Not just because it involved one of my favorite pre-video-game toys, or because of the money involved. But that there was a creator behind the Super Soaker, a single person who had a passion to make industrial-powered squirt guns. The Super Soaker was great, but I just figured it was the product of committee, the natural evolution of toy guns trying to emulate the power of real ones. And as a kid, you don’t think of toys being actual engineering achievements.
But the story behind the Super Soaker is even more interesting than the millions it earned Lonnie Johnson, a former NASA rocket scientist. For one, Johnson stumbled upon the idea at a time when his day job was building a nuclear power source for the Galileo spacecraft. And in this particular Eureka moment, he wasn’t at his day job, but at home in the bathroom, trying to come up with a new kind of refrigerator cooling system that would save the ozone layer.
From this fantastic New York Times profile in 2001:
On his day job in 1982, Lonnie G. Johnson, a 32-year-old aerospace engineer, was preparing an interplanetary spacecraft for its atomic battery. But he dreamed of inventing something that would change life on earth.

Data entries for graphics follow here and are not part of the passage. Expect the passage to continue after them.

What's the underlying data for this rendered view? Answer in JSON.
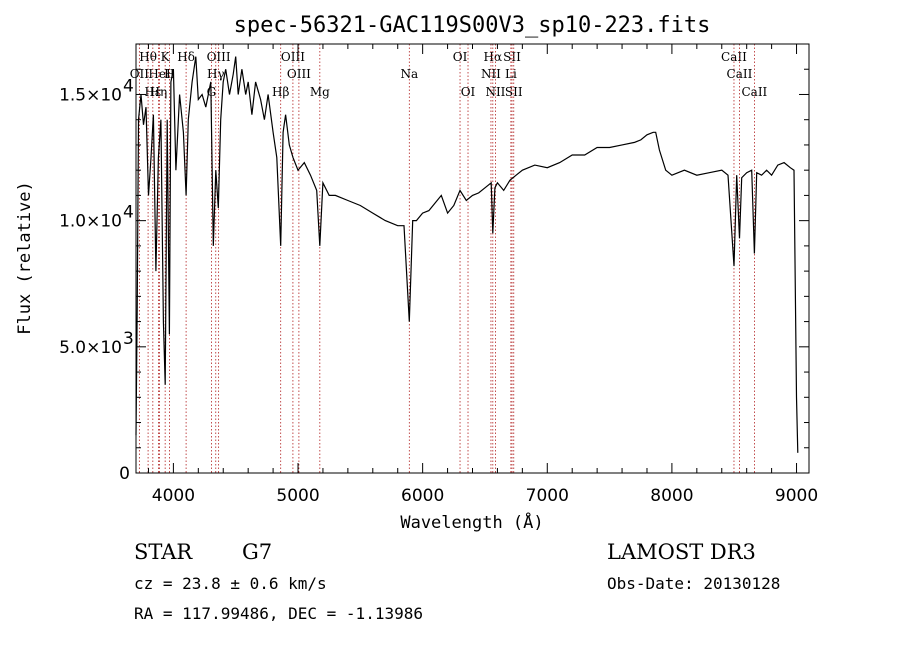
{
  "chart_data": {
    "type": "line",
    "title": "spec-56321-GAC119S00V3_sp10-223.fits",
    "xlabel": "Wavelength (Å)",
    "ylabel": "Flux (relative)",
    "xlim": [
      3700,
      9100
    ],
    "ylim": [
      0,
      17000
    ],
    "x_ticks": [
      {
        "value": 4000,
        "label": "4000"
      },
      {
        "value": 5000,
        "label": "5000"
      },
      {
        "value": 6000,
        "label": "6000"
      },
      {
        "value": 7000,
        "label": "7000"
      },
      {
        "value": 8000,
        "label": "8000"
      },
      {
        "value": 9000,
        "label": "9000"
      }
    ],
    "y_ticks": [
      {
        "value": 0,
        "mantissa": "0",
        "exp": ""
      },
      {
        "value": 5000,
        "mantissa": "5.0×10",
        "exp": "3"
      },
      {
        "value": 10000,
        "mantissa": "1.0×10",
        "exp": "4"
      },
      {
        "value": 15000,
        "mantissa": "1.5×10",
        "exp": "4"
      }
    ],
    "series": [
      {
        "name": "flux",
        "x": [
          3700,
          3710,
          3720,
          3740,
          3760,
          3780,
          3800,
          3820,
          3840,
          3860,
          3880,
          3900,
          3920,
          3934,
          3950,
          3968,
          3980,
          4000,
          4020,
          4050,
          4080,
          4102,
          4120,
          4150,
          4180,
          4200,
          4230,
          4260,
          4300,
          4320,
          4340,
          4360,
          4380,
          4400,
          4420,
          4450,
          4480,
          4500,
          4520,
          4550,
          4580,
          4600,
          4630,
          4660,
          4700,
          4730,
          4760,
          4800,
          4830,
          4861,
          4880,
          4900,
          4930,
          4960,
          5000,
          5050,
          5100,
          5150,
          5175,
          5200,
          5250,
          5300,
          5400,
          5500,
          5600,
          5700,
          5800,
          5850,
          5893,
          5920,
          5950,
          6000,
          6050,
          6100,
          6150,
          6200,
          6250,
          6300,
          6350,
          6400,
          6450,
          6500,
          6550,
          6563,
          6580,
          6600,
          6650,
          6700,
          6750,
          6800,
          6900,
          7000,
          7100,
          7200,
          7300,
          7400,
          7500,
          7600,
          7700,
          7750,
          7800,
          7850,
          7870,
          7900,
          7950,
          8000,
          8050,
          8100,
          8200,
          8300,
          8400,
          8450,
          8498,
          8520,
          8542,
          8560,
          8600,
          8640,
          8662,
          8680,
          8720,
          8760,
          8800,
          8850,
          8900,
          8950,
          8980,
          9000,
          9010
        ],
        "values": [
          1500,
          6500,
          14000,
          15000,
          13800,
          14500,
          11000,
          12500,
          14200,
          8000,
          12500,
          14000,
          6000,
          3500,
          14000,
          5500,
          15500,
          16000,
          12000,
          15000,
          13500,
          11000,
          14000,
          15500,
          16500,
          14800,
          15000,
          14500,
          15500,
          9000,
          12000,
          10500,
          14000,
          15500,
          16000,
          15000,
          15800,
          16500,
          15000,
          16000,
          15000,
          15500,
          14200,
          15500,
          14800,
          14000,
          15000,
          13500,
          12500,
          9000,
          13500,
          14200,
          13000,
          12500,
          12000,
          12300,
          11800,
          11200,
          9000,
          11500,
          11000,
          11000,
          10800,
          10600,
          10300,
          10000,
          9800,
          9800,
          6000,
          10000,
          10000,
          10300,
          10400,
          10700,
          11000,
          10300,
          10600,
          11200,
          10800,
          11000,
          11100,
          11300,
          11500,
          9500,
          11300,
          11500,
          11200,
          11600,
          11800,
          12000,
          12200,
          12100,
          12300,
          12600,
          12600,
          12900,
          12900,
          13000,
          13100,
          13200,
          13400,
          13500,
          13500,
          12800,
          12000,
          11800,
          11900,
          12000,
          11800,
          11900,
          12000,
          11800,
          8200,
          11800,
          9300,
          11700,
          11900,
          12000,
          8700,
          11900,
          11800,
          12000,
          11800,
          12200,
          12300,
          12100,
          12000,
          3000,
          800
        ]
      }
    ],
    "emission_lines": [
      {
        "label": "Hθ",
        "wavelength": 3797,
        "row": 0
      },
      {
        "label": "K",
        "wavelength": 3934,
        "row": 0
      },
      {
        "label": "Hδ",
        "wavelength": 4102,
        "row": 0
      },
      {
        "label": "OIII",
        "wavelength": 4363,
        "row": 0
      },
      {
        "label": "OIII",
        "wavelength": 4959,
        "row": 0
      },
      {
        "label": "OI",
        "wavelength": 6300,
        "row": 0
      },
      {
        "label": "Hα",
        "wavelength": 6563,
        "row": 0
      },
      {
        "label": "SII",
        "wavelength": 6717,
        "row": 0
      },
      {
        "label": "CaII",
        "wavelength": 8498,
        "row": 0
      },
      {
        "label": "OII",
        "wavelength": 3727,
        "row": 1
      },
      {
        "label": "HeI",
        "wavelength": 3889,
        "row": 1
      },
      {
        "label": "H",
        "wavelength": 3968,
        "row": 1
      },
      {
        "label": "Hγ",
        "wavelength": 4340,
        "row": 1
      },
      {
        "label": "OIII",
        "wavelength": 5007,
        "row": 1
      },
      {
        "label": "Na",
        "wavelength": 5893,
        "row": 1
      },
      {
        "label": "NII",
        "wavelength": 6548,
        "row": 1
      },
      {
        "label": "Li",
        "wavelength": 6708,
        "row": 1
      },
      {
        "label": "CaII",
        "wavelength": 8542,
        "row": 1
      },
      {
        "label": "Hε",
        "wavelength": 3835,
        "row": 2
      },
      {
        "label": "Hη",
        "wavelength": 3880,
        "row": 2
      },
      {
        "label": "G",
        "wavelength": 4305,
        "row": 2
      },
      {
        "label": "Hβ",
        "wavelength": 4861,
        "row": 2
      },
      {
        "label": "Mg",
        "wavelength": 5175,
        "row": 2
      },
      {
        "label": "OI",
        "wavelength": 6364,
        "row": 2
      },
      {
        "label": "NII",
        "wavelength": 6584,
        "row": 2
      },
      {
        "label": "SII",
        "wavelength": 6731,
        "row": 2
      },
      {
        "label": "CaII",
        "wavelength": 8662,
        "row": 2
      }
    ],
    "grid": false,
    "legend": "none"
  },
  "info": {
    "object_class": "STAR",
    "subclass": "G7",
    "survey": "LAMOST DR3",
    "redshift": "cz = 23.8 ± 0.6 km/s",
    "obs_date": "Obs-Date: 20130128",
    "coords": "RA = 117.99486, DEC =  -1.13986"
  }
}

He often worked at home as his wife and children slept. One weekend, while tinkering in his bathroom, Mr. Johnson hooked up to the sink a prototype cooling device.
Meant to run on water, it bore at one end a length of vinyl tubing and a homemade metal nozzle. The rest, as they say, is history.

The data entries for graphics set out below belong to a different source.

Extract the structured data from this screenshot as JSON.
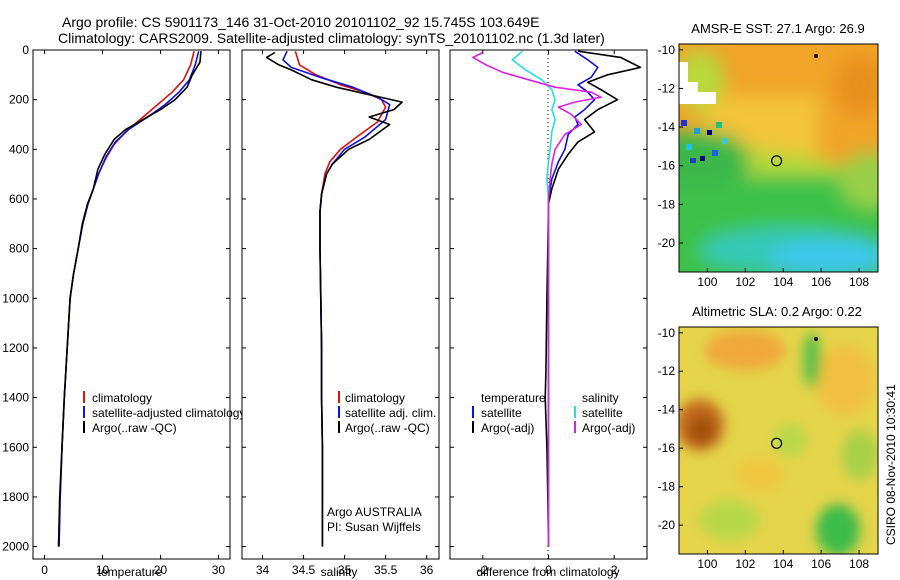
{
  "title": {
    "line1": "Argo profile: CS 5901173_146 31-Oct-2010 20101102_92 15.745S 103.649E",
    "line2": "Climatology: CARS2009. Satellite-adjusted climatology: synTS_20101102.nc (1.3d later)"
  },
  "side_label": "CSIRO 08-Nov-2010 10:30:41",
  "chart_data": [
    {
      "type": "line",
      "name": "temperature-panel",
      "xlabel": "temperature",
      "ylabel": "",
      "xlim": [
        -2,
        32
      ],
      "ylim": [
        2050,
        0
      ],
      "xticks": [
        0,
        10,
        20,
        30
      ],
      "yticks": [
        0,
        200,
        400,
        600,
        800,
        1000,
        1200,
        1400,
        1600,
        1800,
        2000
      ],
      "legend": [
        "climatology",
        "satellite-adjusted climatology",
        "Argo(..raw -QC)"
      ],
      "legend_placement": "lower-right",
      "series": [
        {
          "name": "climatology",
          "color": "#e01010",
          "points": [
            [
              25.8,
              5
            ],
            [
              25.2,
              60
            ],
            [
              24.0,
              120
            ],
            [
              22.0,
              170
            ],
            [
              19.5,
              220
            ],
            [
              17.0,
              270
            ],
            [
              14.0,
              330
            ],
            [
              12.0,
              380
            ],
            [
              10.5,
              440
            ],
            [
              9.3,
              500
            ],
            [
              8.4,
              560
            ],
            [
              7.5,
              620
            ],
            [
              6.6,
              700
            ],
            [
              5.8,
              800
            ],
            [
              5.0,
              900
            ],
            [
              4.4,
              1000
            ],
            [
              3.9,
              1200
            ],
            [
              3.4,
              1400
            ],
            [
              3.0,
              1600
            ],
            [
              2.7,
              1800
            ],
            [
              2.6,
              1820
            ]
          ]
        },
        {
          "name": "satellite-adjusted climatology",
          "color": "#1010e0",
          "points": [
            [
              26.6,
              5
            ],
            [
              26.0,
              60
            ],
            [
              25.0,
              120
            ],
            [
              23.2,
              170
            ],
            [
              20.8,
              220
            ],
            [
              17.8,
              270
            ],
            [
              14.5,
              320
            ],
            [
              12.2,
              370
            ],
            [
              10.6,
              430
            ],
            [
              9.3,
              500
            ],
            [
              8.4,
              560
            ],
            [
              7.5,
              620
            ],
            [
              6.6,
              700
            ],
            [
              5.8,
              800
            ],
            [
              5.0,
              900
            ],
            [
              4.4,
              1000
            ],
            [
              3.9,
              1200
            ],
            [
              3.4,
              1400
            ],
            [
              3.0,
              1600
            ],
            [
              2.7,
              1800
            ],
            [
              2.5,
              2000
            ]
          ]
        },
        {
          "name": "Argo(..raw -QC)",
          "color": "#000000",
          "points": [
            [
              27.0,
              5
            ],
            [
              26.8,
              50
            ],
            [
              25.5,
              100
            ],
            [
              24.6,
              150
            ],
            [
              22.5,
              200
            ],
            [
              20.0,
              240
            ],
            [
              17.0,
              280
            ],
            [
              14.0,
              320
            ],
            [
              12.0,
              360
            ],
            [
              10.4,
              420
            ],
            [
              9.2,
              480
            ],
            [
              8.4,
              560
            ],
            [
              7.4,
              620
            ],
            [
              6.5,
              700
            ],
            [
              5.8,
              800
            ],
            [
              5.0,
              900
            ],
            [
              4.4,
              1000
            ],
            [
              3.9,
              1200
            ],
            [
              3.4,
              1400
            ],
            [
              3.0,
              1600
            ],
            [
              2.6,
              1800
            ],
            [
              2.4,
              2000
            ]
          ]
        }
      ]
    },
    {
      "type": "line",
      "name": "salinity-panel",
      "xlabel": "salinity",
      "xlim": [
        33.75,
        36.15
      ],
      "ylim": [
        2050,
        0
      ],
      "xticks": [
        34,
        34.5,
        35,
        35.5,
        36
      ],
      "yticks": [
        0,
        200,
        400,
        600,
        800,
        1000,
        1200,
        1400,
        1600,
        1800,
        2000
      ],
      "legend": [
        "climatology",
        "satellite adj. clim.",
        "Argo(..raw -QC)"
      ],
      "legend_placement": "lower-right",
      "annotation": [
        "Argo AUSTRALIA",
        "PI: Susan Wijffels"
      ],
      "series": [
        {
          "name": "climatology",
          "color": "#e01010",
          "points": [
            [
              34.4,
              5
            ],
            [
              34.45,
              60
            ],
            [
              34.65,
              100
            ],
            [
              34.95,
              140
            ],
            [
              35.25,
              170
            ],
            [
              35.45,
              200
            ],
            [
              35.5,
              230
            ],
            [
              35.4,
              290
            ],
            [
              35.15,
              350
            ],
            [
              34.95,
              400
            ],
            [
              34.82,
              450
            ],
            [
              34.76,
              500
            ],
            [
              34.72,
              580
            ],
            [
              34.7,
              650
            ],
            [
              34.7,
              800
            ],
            [
              34.71,
              1000
            ],
            [
              34.72,
              1200
            ],
            [
              34.72,
              1400
            ],
            [
              34.73,
              1600
            ],
            [
              34.73,
              1820
            ]
          ]
        },
        {
          "name": "satellite adj. clim.",
          "color": "#1010e0",
          "points": [
            [
              34.3,
              5
            ],
            [
              34.25,
              40
            ],
            [
              34.35,
              70
            ],
            [
              34.7,
              110
            ],
            [
              35.1,
              150
            ],
            [
              35.4,
              190
            ],
            [
              35.55,
              220
            ],
            [
              35.5,
              280
            ],
            [
              35.25,
              350
            ],
            [
              35.0,
              400
            ],
            [
              34.85,
              460
            ],
            [
              34.78,
              500
            ],
            [
              34.72,
              580
            ],
            [
              34.7,
              650
            ],
            [
              34.7,
              800
            ],
            [
              34.71,
              1000
            ],
            [
              34.72,
              1200
            ],
            [
              34.72,
              1400
            ],
            [
              34.73,
              1600
            ],
            [
              34.73,
              1800
            ],
            [
              34.73,
              2000
            ]
          ]
        },
        {
          "name": "Argo(..raw -QC)",
          "color": "#000000",
          "points": [
            [
              34.15,
              10
            ],
            [
              34.05,
              30
            ],
            [
              34.2,
              60
            ],
            [
              34.35,
              80
            ],
            [
              34.6,
              120
            ],
            [
              34.9,
              150
            ],
            [
              35.3,
              180
            ],
            [
              35.7,
              210
            ],
            [
              35.6,
              240
            ],
            [
              35.3,
              270
            ],
            [
              35.55,
              300
            ],
            [
              35.3,
              360
            ],
            [
              35.05,
              400
            ],
            [
              34.85,
              460
            ],
            [
              34.78,
              500
            ],
            [
              34.72,
              580
            ],
            [
              34.7,
              650
            ],
            [
              34.7,
              800
            ],
            [
              34.71,
              1000
            ],
            [
              34.72,
              1200
            ],
            [
              34.72,
              1400
            ],
            [
              34.73,
              1600
            ],
            [
              34.73,
              1800
            ],
            [
              34.73,
              2000
            ]
          ]
        }
      ]
    },
    {
      "type": "line",
      "name": "difference-panel",
      "xlabel": "difference from climatology",
      "xlim": [
        -3.0,
        3.0
      ],
      "ylim": [
        2050,
        0
      ],
      "xticks": [
        -2,
        0,
        2
      ],
      "yticks": [
        0,
        200,
        400,
        600,
        800,
        1000,
        1200,
        1400,
        1600,
        1800,
        2000
      ],
      "legend_left_title": "temperature",
      "legend_right_title": "salinity",
      "legend": [
        "satellite",
        "Argo(-adj)",
        "satellite",
        "Argo(-adj)"
      ],
      "legend_placement": "lower-center",
      "zero_line": "dotted",
      "series": [
        {
          "name": "temperature satellite",
          "color": "#1010e0",
          "points": [
            [
              0.8,
              5
            ],
            [
              1.2,
              40
            ],
            [
              1.5,
              70
            ],
            [
              1.3,
              110
            ],
            [
              0.9,
              140
            ],
            [
              1.2,
              170
            ],
            [
              1.4,
              200
            ],
            [
              1.1,
              240
            ],
            [
              0.8,
              270
            ],
            [
              0.9,
              300
            ],
            [
              0.6,
              340
            ],
            [
              0.5,
              400
            ],
            [
              0.3,
              450
            ],
            [
              0.1,
              520
            ],
            [
              0.0,
              600
            ],
            [
              0.0,
              1000
            ],
            [
              0.0,
              1500
            ],
            [
              0.0,
              2000
            ]
          ]
        },
        {
          "name": "temperature Argo(-adj)",
          "color": "#000000",
          "points": [
            [
              0.9,
              5
            ],
            [
              2.2,
              30
            ],
            [
              2.8,
              70
            ],
            [
              1.8,
              100
            ],
            [
              1.2,
              130
            ],
            [
              1.6,
              160
            ],
            [
              2.1,
              200
            ],
            [
              1.5,
              240
            ],
            [
              1.1,
              280
            ],
            [
              1.4,
              330
            ],
            [
              0.9,
              370
            ],
            [
              0.6,
              420
            ],
            [
              0.3,
              480
            ],
            [
              0.1,
              560
            ],
            [
              0.0,
              620
            ],
            [
              -0.02,
              800
            ],
            [
              -0.05,
              1000
            ],
            [
              -0.08,
              1300
            ],
            [
              -0.1,
              1400
            ],
            [
              -0.05,
              1600
            ],
            [
              -0.02,
              1800
            ],
            [
              0.0,
              2000
            ]
          ]
        },
        {
          "name": "salinity satellite",
          "color": "#20e0e0",
          "points": [
            [
              -0.8,
              5
            ],
            [
              -1.1,
              40
            ],
            [
              -0.7,
              80
            ],
            [
              -0.2,
              120
            ],
            [
              0.1,
              160
            ],
            [
              0.2,
              200
            ],
            [
              0.1,
              240
            ],
            [
              0.2,
              280
            ],
            [
              0.1,
              330
            ],
            [
              0.05,
              400
            ],
            [
              0.0,
              450
            ],
            [
              -0.05,
              520
            ],
            [
              0.0,
              600
            ],
            [
              0.0,
              2000
            ]
          ]
        },
        {
          "name": "salinity Argo(-adj)",
          "color": "#e020e0",
          "points": [
            [
              -2.0,
              10
            ],
            [
              -2.3,
              30
            ],
            [
              -1.9,
              60
            ],
            [
              -1.4,
              90
            ],
            [
              -0.6,
              120
            ],
            [
              0.2,
              150
            ],
            [
              1.3,
              170
            ],
            [
              1.6,
              190
            ],
            [
              0.8,
              210
            ],
            [
              0.3,
              230
            ],
            [
              0.7,
              260
            ],
            [
              1.0,
              300
            ],
            [
              0.5,
              340
            ],
            [
              0.2,
              400
            ],
            [
              0.1,
              460
            ],
            [
              0.05,
              520
            ],
            [
              0.0,
              600
            ],
            [
              0.0,
              2000
            ]
          ]
        }
      ]
    },
    {
      "type": "heatmap",
      "name": "sst-map",
      "title": "AMSR-E SST: 27.1  Argo: 26.9",
      "xlim": [
        98.5,
        109.0
      ],
      "ylim": [
        -21.5,
        -9.7
      ],
      "xticks": [
        100,
        102,
        104,
        106,
        108
      ],
      "yticks": [
        -10,
        -12,
        -14,
        -16,
        -18,
        -20
      ],
      "argo_position": [
        103.649,
        -15.745
      ]
    },
    {
      "type": "heatmap",
      "name": "sla-map",
      "title": "Altimetric SLA: 0.2  Argo: 0.22",
      "xlim": [
        98.5,
        109.0
      ],
      "ylim": [
        -21.5,
        -9.7
      ],
      "xticks": [
        100,
        102,
        104,
        106,
        108
      ],
      "yticks": [
        -10,
        -12,
        -14,
        -16,
        -18,
        -20
      ],
      "argo_position": [
        103.649,
        -15.745
      ]
    }
  ]
}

”I turned and shot into the bathtub,” he recalled. The blast was so powerful that the whoosh of accompanying air set the bathroom curtains flying. ”I said to myself, ‘Jeez, this would make a great water gun.’ ”
Mr. Johnson is the inventor of the Super Soaker, what industry experts call the world’s most powerful and popular squirt gun.

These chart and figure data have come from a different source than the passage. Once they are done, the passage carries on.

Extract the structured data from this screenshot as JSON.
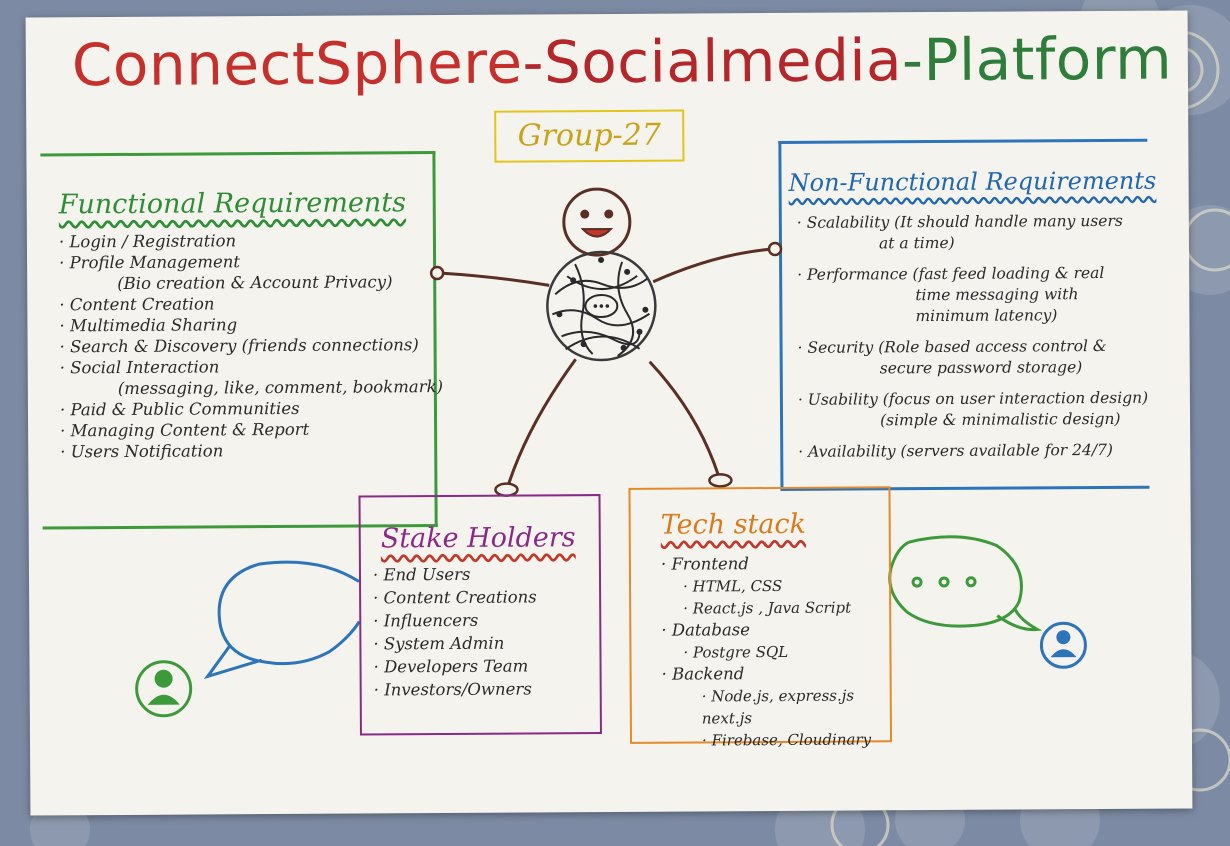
{
  "title": {
    "part1": "ConnectSphere",
    "part2": "-Socialmedia",
    "part3": "-Platform"
  },
  "group": "Group-27",
  "functional": {
    "heading": "Functional Requirements",
    "items": [
      "· Login / Registration",
      "· Profile Management",
      "(Bio creation & Account Privacy)",
      "· Content Creation",
      "· Multimedia Sharing",
      "· Search & Discovery (friends connections)",
      "· Social Interaction",
      "(messaging, like, comment, bookmark)",
      "· Paid & Public Communities",
      "· Managing Content & Report",
      "· Users Notification"
    ]
  },
  "non_functional": {
    "heading": "Non-Functional Requirements",
    "items": [
      "· Scalability (It should handle many users",
      "at a time)",
      "· Performance (fast feed loading & real",
      "time messaging with",
      "minimum latency)",
      "· Security (Role based access control &",
      "secure password storage)",
      "· Usability (focus on user interaction design)",
      "(simple & minimalistic design)",
      "· Availability (servers available for 24/7)"
    ]
  },
  "stakeholders": {
    "heading": "Stake Holders",
    "items": [
      "· End Users",
      "· Content Creations",
      "· Influencers",
      "· System Admin",
      "· Developers Team",
      "· Investors/Owners"
    ]
  },
  "tech_stack": {
    "heading": "Tech stack",
    "frontend": "· Frontend",
    "frontend_items": [
      "· HTML, CSS",
      "· React.js , Java Script"
    ],
    "database": "· Database",
    "database_items": [
      "· Postgre SQL"
    ],
    "backend": "· Backend",
    "backend_items": [
      "· Node.js, express.js",
      "next.js",
      "· Firebase, Cloudinary"
    ]
  },
  "colors": {
    "title_red": "#c5302c",
    "title_green": "#2f7d3a",
    "group_yellow": "#e2c51a",
    "functional_green": "#3d9a3b",
    "non_functional_blue": "#2d74b8",
    "stakeholders_purple": "#8a2a87",
    "tech_orange": "#e48a2a",
    "figure_brown": "#5a2f25"
  },
  "icons": [
    "smiley-face-icon",
    "globe-network-icon",
    "chat-bubble-icon",
    "user-avatar-icon"
  ]
}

Since the Super Soaker’s introduction in 1990, it has earned nearly $1 billion in revenue. Johnson was not a poor man before the recent $72.9 million windfall of royalties, one of the rare tireless inventors who reap financial rewards in their own lifetimes. The Super Soaker was just a bullet point in a long list of envy-inspiring achievements. From the AJC:
- As an Alabama high school senior, Johnson finished building a remote-controlled robot with a reel-to-reel tape player for a brain and jukebox solenoids controlling its pneumatic limbs
- After graduating from Tuskegee he joined the Air Force and worked at the Air Force Weapons Laboratory at Sandia
- Worked for NASA’s Jet Propulsion Lab on the Galileo mission to Jupiter and the Mars Observer project
- He also helped design the Cassini robot probe that flew 740 million miles to Saturn.
The best part: Johnson hasn’t been satisfied with his fortunes. He continues to work on and create renewable and efficient energy sources, the same thing he was doing decades ago when tinkering around with his bathroom sink.
Read this MIT profile of him in 1998. One thing that sticks out to me about Johnson is that, unlike the archetypal business-minded inventors, real and fictional, who have been lucky to have become rich while they were alive, he seems to have kept a low profile, even as he continues to attempt moon-shot engineering projects (“Super Soaker Inventor Invents New Thermoelectric Generator”). His Wikipedia entry seems far too short for someone best known for the farthest-shooting water gun.